Diskursus
mengenai Islam dan interaksi peradabannya dengan Kepulauan Nusantara menjadi
pewacanaan serius dalam studi kesejarahan di Indonesia. Diskursus ini juga bergulir
menyentuh studi-studi yang saling berkait dengan studi kesejarahan seperti
studi kesusastraan dan kajian kebudayaan. Secara umum diskursus ini sangat
dekat dengan disipilin ilmu sosial humaniora.
Diskursus ini
mengemuka bersamaan dengan munculnya kesadaran kritis terhadap pandangan
kebudayaan dan sekelumit permasalahan identitas di tengah masyarakat Indonesia.

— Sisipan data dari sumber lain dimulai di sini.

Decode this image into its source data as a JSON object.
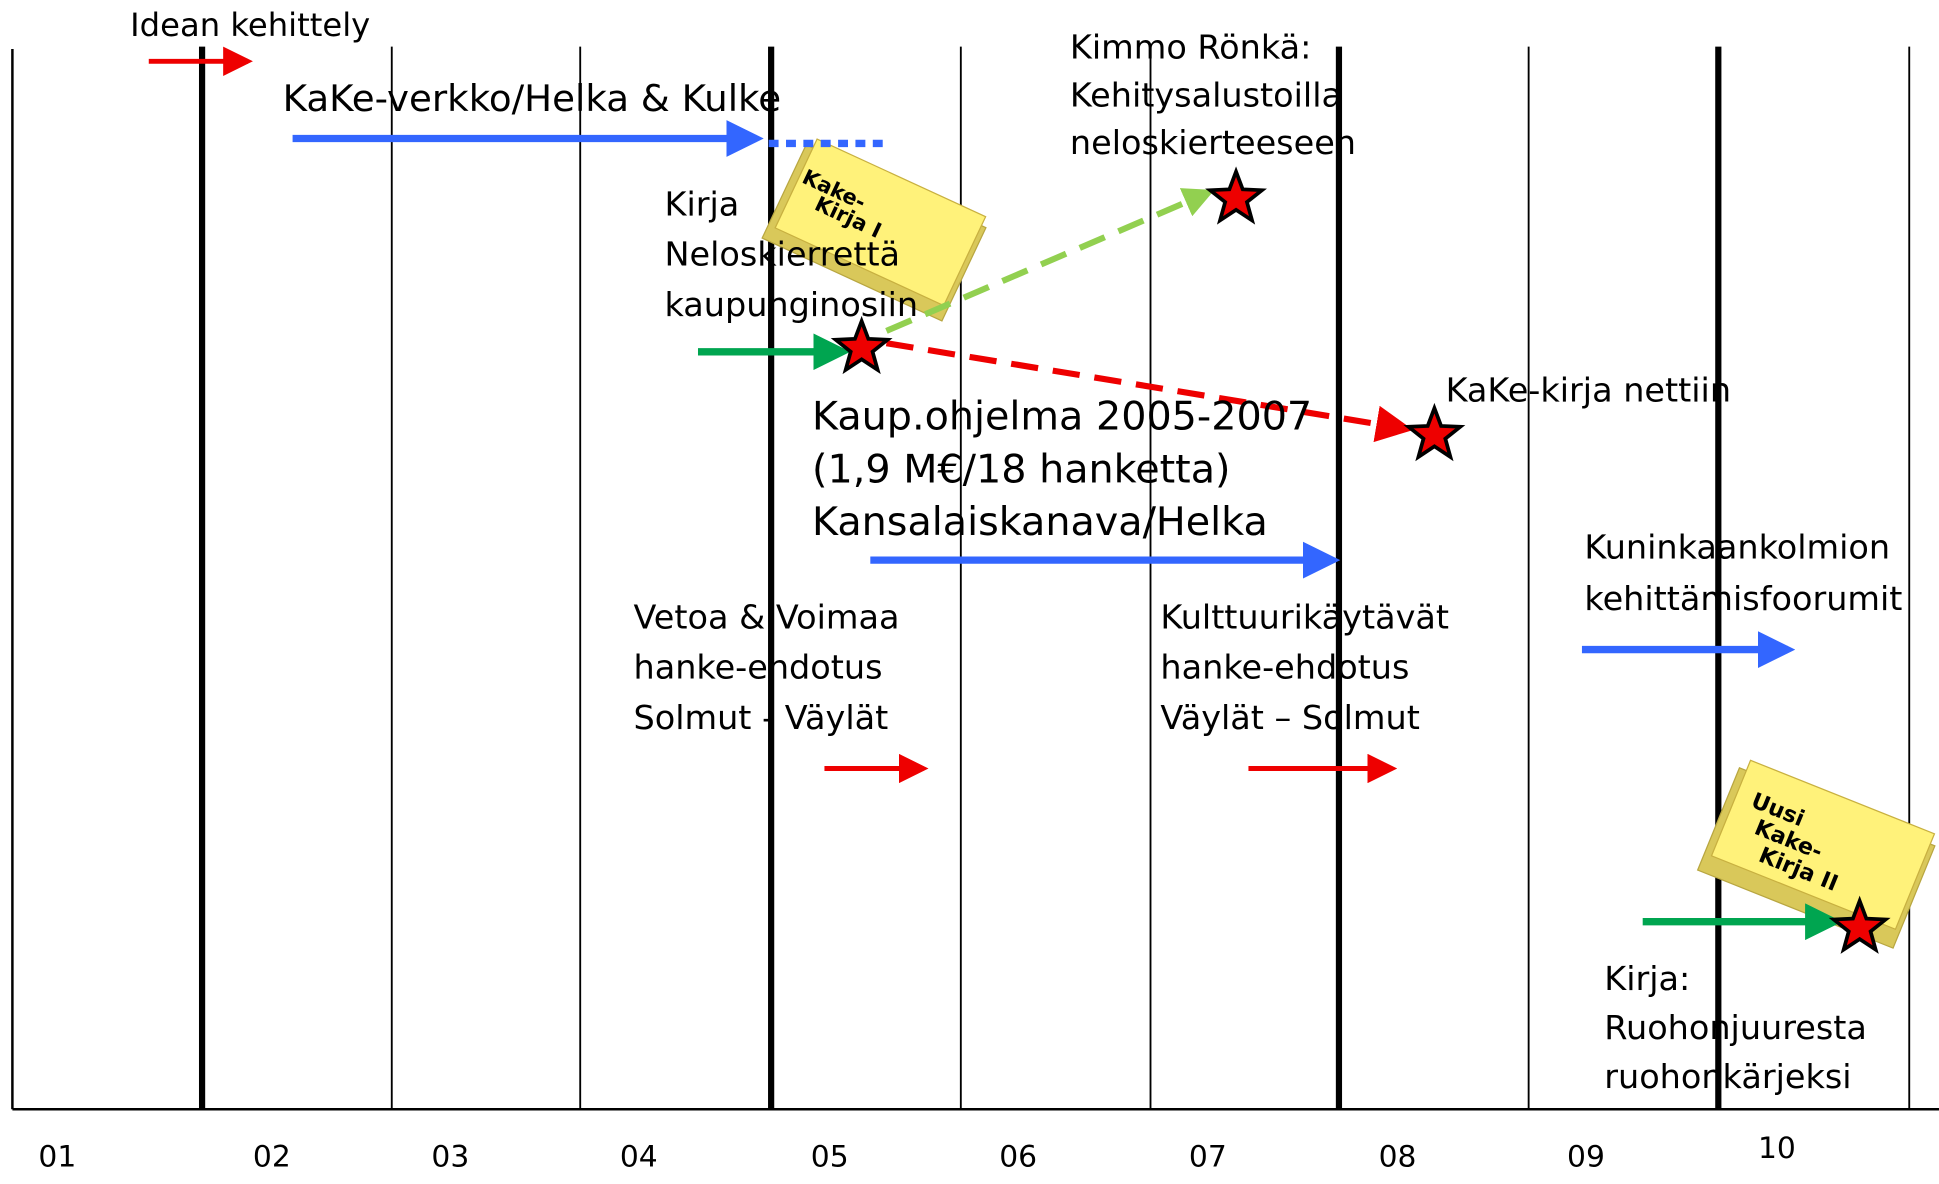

Terpaan arus modernitas yang semakin
mengaburkan kesadaran akan makna identitas dan kebudayaan juga mempengaruhi
kesadaran kritis ini. Berdasarkan hal tersebut, kalangan akademik meyakini
adanya permasalahan struktural, yang berkaitan dengan realitas kontsruksi
pengetahuan kita, warisan tradisi kesarjanaan barat (orientalisme) sejak era
kolonial hingga pasca kolonial.
Sebagai
masyarakat pasca kolonial, permasalahan ini tentu berkaitan dengan dimensi struktural
dalam konstruksi pengetahuan mengenai identitas dan kebudayaan. Kolonialisme
berupaya turut mengambil kepentingan bukan hanya dalam aspek politik, sosial,
dan ekonomi, melainkan juga menyentuh aspek kebudayaan yang penting bagi
kesadaran diri masyarakat kolonial.
Dalam hal ini Islam
sebagai agama dan kebudayaan mayoritas dalam masyarakat Indonesia seringkali
diperhadap-hadapkan dengan unsur identitas daerah seperti Jawa, Melayu,
Minangkabau, maupun identitas kebudayaan daerah lainnya. Bagi tradisi kesarjaan
barat Islam dipandang sebagai unsur asing yang terpisah dari pembentukan tradisi
kebudayaan daerah.
Konstruksi
pengetahuan kita tentang identitas kebudayaan daerah, misalnya masyarakat Jawa,
seringkali terbatas hanya pada pengaruh-pengaruh kebudayaan pra-Islam. Pengaruh
Islam seringkali dipandang sebagai unsur yang tidak memberi peran penting dalam
masyarakat Jawa, dan hanya dianggap sebagai budaya sampingan. Taufik Abdullah
menjelaskan bahwa Islam bahkan dipandang sebagai outsider dalam perkembangan kebudayaan masyarakat Jawa.
Konstruksi
pengetahuan hasil aktivitas orientalisme ini masih terus berlangsung. Tak
sedikit konstruksi pengetahuan hasil kesimpulan para orientalis mempengaruhi
kalangan akademik dan elit intelektual Indonesia. Seperti tampak dalam kecenderungan
karya-karya seni dan sastra modern di Indonesia tahun 1970 sampai 1980-an, yang
diungkapkan Abdul Hadi W.M. dalam catatan kritisnya tahun 1983 berjudul Kembali ke Akar Kembali ke Sumber.
Edward W. Said
dalam Orientalisme juga berpandangan
bahwa aktivitas dan tradisi kesarjanaan barat merupakan gaya barat untuk
mendominasi, menata ulang, dan menetapkan kekuasaan mereka terhadap dunia
timur. Hal ini tak lain ialah upaya struktural negara-negara barat menghegemoni
kepentingan kolonial di atas bangsa jajahannya.
Said menambahkan
sejak akhir abad ke-18, orientalisme tak lain merupakan “institusi resmi” yang
“mengurusi” dunia timur, yang membuat berbagai pernyataan tentang timur,
melegitimasi beragam asumsi tentang timur, dan mendeskripsikan timur, dengan cara
mengajarkannya, mencarikannya solusi, dan menguasainya.